I have now tried the system with most TRVs wide open except the 3 suspect ones . It seems to be a lot better although not perfect.
That means the system is not correctly balanced. Read How to balance a CH system

So even if the boiler does'nt need the protection of a bypass, perhaps the system would benefit from one.
An auto bypass serves two purposes: to maintain the flow rate through the boiler; or, to limit the increase in circuit pressure when TRVs close down. You are suffering from the second problem. Correct balancing will help, but an ABV is advisable.
 
Thanks for the very helpful answers.
The HW tank is vented [tee off HW outlet on top]. It has 3 separate coils inside : HW from boiler; HW from Rayburn; HW from solar -not much room for the secondary water! There is only a 3-port valve on the boiler circuit:the others are entirely separate systems. Because we have 3 other sources of hot water, 4 if you include the electric heater, then we usually keep the programmer ST699, on CH only. Wouldn't the 3-way valve be closed on the HW side and so not available as a bypass for the CH?
Is it sufficient to install an ABV on the heating circuit after the 3-way valve or should I fit two 2-port valves [S-plan] as well as a ABV and dispense with the 3-way altogether?
Your advice regarding balancing the system is appropriate because I have changed a number of rads and not rebalanced. I guess this, together with an ABV should solve the vibrating TRV problem. I will let you know in due course.

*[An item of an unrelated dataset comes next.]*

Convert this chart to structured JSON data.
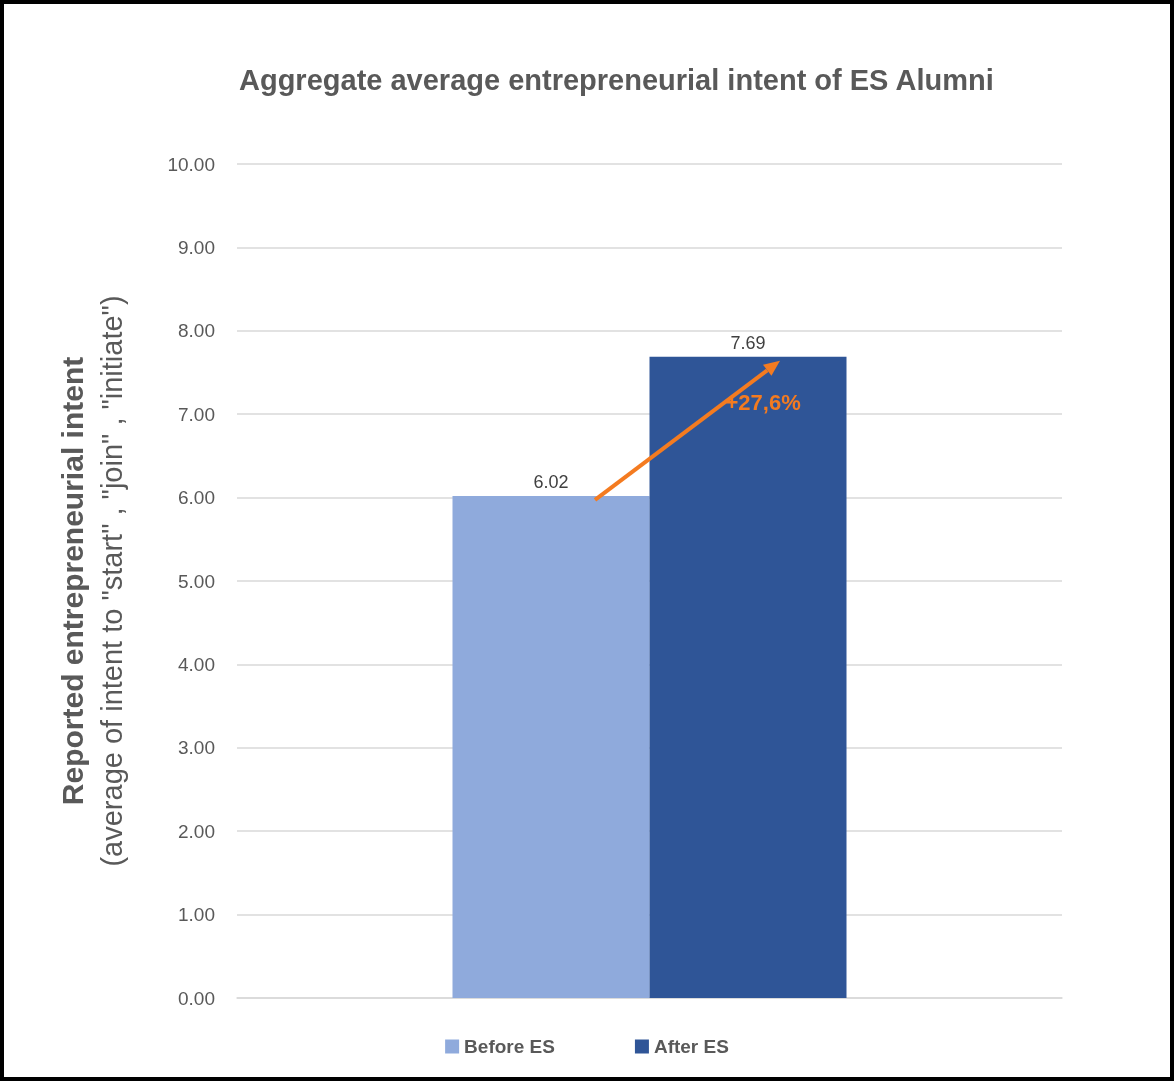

As regards the inadequacy of TRVs alone to control the heating; my system was built without a room stat and so has no wiring for one.Would it meet the regs if I removed the TRV from the Hall rad, which heats the stairs and landing above as well and fitted a wireless room stat e.g. Honeywell DT92E? At least then the boiler would receive more direct switching and not have to rely on it's internal stat to shut down.
Finally and since I am in contact with experts: As I have changed rads and removed most of the crud from the system, would it be a good idea to take the opportunity to fit a 'Magnaclean' filter near the boiler when I drain down?
Thanks in advance for your continued indulgence.
 
whatever room you have the wall stat in there should not be a trv fitted
the magna clean twin-tech or the fernox tf1 twin-tech they are both very good and do exactly the same job but the tf1 is much cheaper
 
the three port will always give an open circuit-when denergised it is open to DHW.
With regard the wireless stat you should find thisis a muchmore efficient method of controlling your heating and will meet CHeSS standards (essentially those underpinning PART L).
Removing TRV head will give you an open route should TRV'S shut down when valve in CH only though a ABPV is preferable as reduces unnecessary losses through fixed bypass.
Look up the very informative section on system balancing in the FAQ's section for a much more informed breakdown of the subject than I can give.
All the best.
 
Thanks everyone for your help on this matter. As my initial enquiry raised other points regarding the efficacy of my heating system, I have moved to another thread.